Oleh: Kulul Sari — Ketua LAM Bangka Selatan

Di antara ragam bentang alamnya, batu granit menjadi ciri khas Pulau Bangka. Tak jauh dari bibir pantai di Desa Rajik, Kecamatan Simpang Rimba, Kabupaten Bangka Selatan, terdapat sebuah batu yang bentuknya menyerupai tudung atau caping. Bagi masyarakat setempat, batu granit ini bukan sekadar bentukan alam biasa. Di balik wujudnya yang unik, tersimpan legenda yang diwariskan secara turun-temurun dari generasi ke generasi.

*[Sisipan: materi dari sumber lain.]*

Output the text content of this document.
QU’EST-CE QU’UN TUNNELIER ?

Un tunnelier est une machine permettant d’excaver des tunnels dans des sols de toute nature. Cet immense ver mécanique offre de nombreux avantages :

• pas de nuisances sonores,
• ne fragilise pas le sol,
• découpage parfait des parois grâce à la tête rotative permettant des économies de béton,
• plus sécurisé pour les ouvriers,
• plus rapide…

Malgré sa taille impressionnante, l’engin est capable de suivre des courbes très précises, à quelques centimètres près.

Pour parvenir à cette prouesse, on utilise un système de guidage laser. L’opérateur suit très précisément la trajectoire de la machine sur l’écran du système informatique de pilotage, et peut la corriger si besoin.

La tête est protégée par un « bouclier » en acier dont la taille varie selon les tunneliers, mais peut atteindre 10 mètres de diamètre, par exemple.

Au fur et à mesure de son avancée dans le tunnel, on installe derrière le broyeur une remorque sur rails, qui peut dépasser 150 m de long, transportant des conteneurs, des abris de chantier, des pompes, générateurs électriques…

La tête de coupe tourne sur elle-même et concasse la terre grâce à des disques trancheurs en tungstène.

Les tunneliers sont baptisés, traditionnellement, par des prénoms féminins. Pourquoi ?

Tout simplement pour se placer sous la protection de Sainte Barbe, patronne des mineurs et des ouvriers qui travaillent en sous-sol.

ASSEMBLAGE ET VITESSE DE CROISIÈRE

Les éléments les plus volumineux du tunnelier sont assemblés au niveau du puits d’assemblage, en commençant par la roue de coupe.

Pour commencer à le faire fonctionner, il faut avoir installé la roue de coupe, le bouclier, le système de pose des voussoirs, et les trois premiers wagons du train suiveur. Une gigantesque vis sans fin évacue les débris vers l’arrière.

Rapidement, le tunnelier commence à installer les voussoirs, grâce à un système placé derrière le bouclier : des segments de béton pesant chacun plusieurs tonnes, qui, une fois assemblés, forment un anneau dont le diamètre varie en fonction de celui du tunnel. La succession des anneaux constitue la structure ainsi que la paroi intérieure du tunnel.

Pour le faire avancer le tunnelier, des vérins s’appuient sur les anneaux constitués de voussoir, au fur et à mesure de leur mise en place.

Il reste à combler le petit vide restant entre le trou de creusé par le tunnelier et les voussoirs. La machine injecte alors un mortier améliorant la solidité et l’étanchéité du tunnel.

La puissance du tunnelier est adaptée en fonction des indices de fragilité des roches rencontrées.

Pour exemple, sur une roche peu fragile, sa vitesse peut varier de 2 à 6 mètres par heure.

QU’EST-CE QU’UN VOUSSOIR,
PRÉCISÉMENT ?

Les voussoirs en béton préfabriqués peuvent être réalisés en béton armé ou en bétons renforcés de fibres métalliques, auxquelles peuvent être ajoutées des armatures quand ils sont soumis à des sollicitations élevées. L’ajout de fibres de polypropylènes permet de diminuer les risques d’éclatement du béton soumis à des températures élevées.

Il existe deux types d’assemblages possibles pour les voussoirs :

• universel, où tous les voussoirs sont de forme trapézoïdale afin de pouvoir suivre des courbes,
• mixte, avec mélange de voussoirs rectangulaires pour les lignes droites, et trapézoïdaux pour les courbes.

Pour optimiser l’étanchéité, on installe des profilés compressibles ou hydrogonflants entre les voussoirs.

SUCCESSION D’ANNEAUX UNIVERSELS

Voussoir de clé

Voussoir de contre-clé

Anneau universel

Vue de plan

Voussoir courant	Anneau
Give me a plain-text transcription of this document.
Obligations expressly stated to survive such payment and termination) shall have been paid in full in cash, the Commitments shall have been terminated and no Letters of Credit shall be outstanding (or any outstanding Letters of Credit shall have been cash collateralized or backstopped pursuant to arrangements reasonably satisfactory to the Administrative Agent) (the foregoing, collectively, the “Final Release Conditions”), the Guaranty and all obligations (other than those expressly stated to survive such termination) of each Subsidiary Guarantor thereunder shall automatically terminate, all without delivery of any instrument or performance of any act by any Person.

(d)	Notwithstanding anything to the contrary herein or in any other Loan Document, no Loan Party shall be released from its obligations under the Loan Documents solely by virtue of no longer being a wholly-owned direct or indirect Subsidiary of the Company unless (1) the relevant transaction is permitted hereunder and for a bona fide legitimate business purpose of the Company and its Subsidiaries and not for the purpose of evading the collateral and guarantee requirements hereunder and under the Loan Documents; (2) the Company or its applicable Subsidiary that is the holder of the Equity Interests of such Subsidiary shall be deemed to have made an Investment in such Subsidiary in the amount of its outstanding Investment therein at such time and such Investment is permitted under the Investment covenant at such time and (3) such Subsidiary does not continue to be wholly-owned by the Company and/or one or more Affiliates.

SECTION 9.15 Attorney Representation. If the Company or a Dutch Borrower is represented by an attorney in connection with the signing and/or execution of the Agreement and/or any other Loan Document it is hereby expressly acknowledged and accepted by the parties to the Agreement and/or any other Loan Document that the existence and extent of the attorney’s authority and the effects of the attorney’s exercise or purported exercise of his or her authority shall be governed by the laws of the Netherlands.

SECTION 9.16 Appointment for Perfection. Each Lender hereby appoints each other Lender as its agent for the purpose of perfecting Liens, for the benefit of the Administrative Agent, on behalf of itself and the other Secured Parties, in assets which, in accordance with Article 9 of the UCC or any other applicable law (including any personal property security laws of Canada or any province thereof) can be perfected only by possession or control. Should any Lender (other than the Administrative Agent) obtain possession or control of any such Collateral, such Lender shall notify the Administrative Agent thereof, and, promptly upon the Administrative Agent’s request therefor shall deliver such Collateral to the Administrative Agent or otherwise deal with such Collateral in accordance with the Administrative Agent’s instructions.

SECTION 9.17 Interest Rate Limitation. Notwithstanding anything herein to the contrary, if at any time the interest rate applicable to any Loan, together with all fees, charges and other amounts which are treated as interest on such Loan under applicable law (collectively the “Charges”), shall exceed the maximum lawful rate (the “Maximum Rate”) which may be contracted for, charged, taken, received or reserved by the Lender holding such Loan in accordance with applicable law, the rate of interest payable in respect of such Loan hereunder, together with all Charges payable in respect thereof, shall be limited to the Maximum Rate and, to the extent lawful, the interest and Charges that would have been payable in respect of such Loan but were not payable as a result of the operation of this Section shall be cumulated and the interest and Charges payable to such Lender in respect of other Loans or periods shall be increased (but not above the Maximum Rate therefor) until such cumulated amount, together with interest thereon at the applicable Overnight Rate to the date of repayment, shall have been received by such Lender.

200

Masyarakat mengaitkan batu tersebut dengan sosok yang dikenal dalam cerita rakyat Bangka sebagai Cek Antak atau Akek Antak seorang tokoh sakti yang namanya amat mashur dalam khazanah cerita tutur lisan masyarakat Pulau Bangka.

Konon, pada suatu masa, Cek Antak melakukan perjalanan ke negeri seberang. Dalam perjalanan itu, ia mengenakan tudung sebagai pelindung kepala. Sepulang dari negeri seberang, ia tiba di tepian laut lalu beristirahat di atas sebuah batu granit.

Angin laut yang sejuk berembus perlahan. Dalam suasana tenang, Cek Antak meletakkan tudungnya di atas batu granit sembari menikmati semilir angin dan memandang hamparan laut. Namun, ketika hendak melanjutkan perjalanan ke Bukit Permisan, ia lupa mengambil tudung tersebut.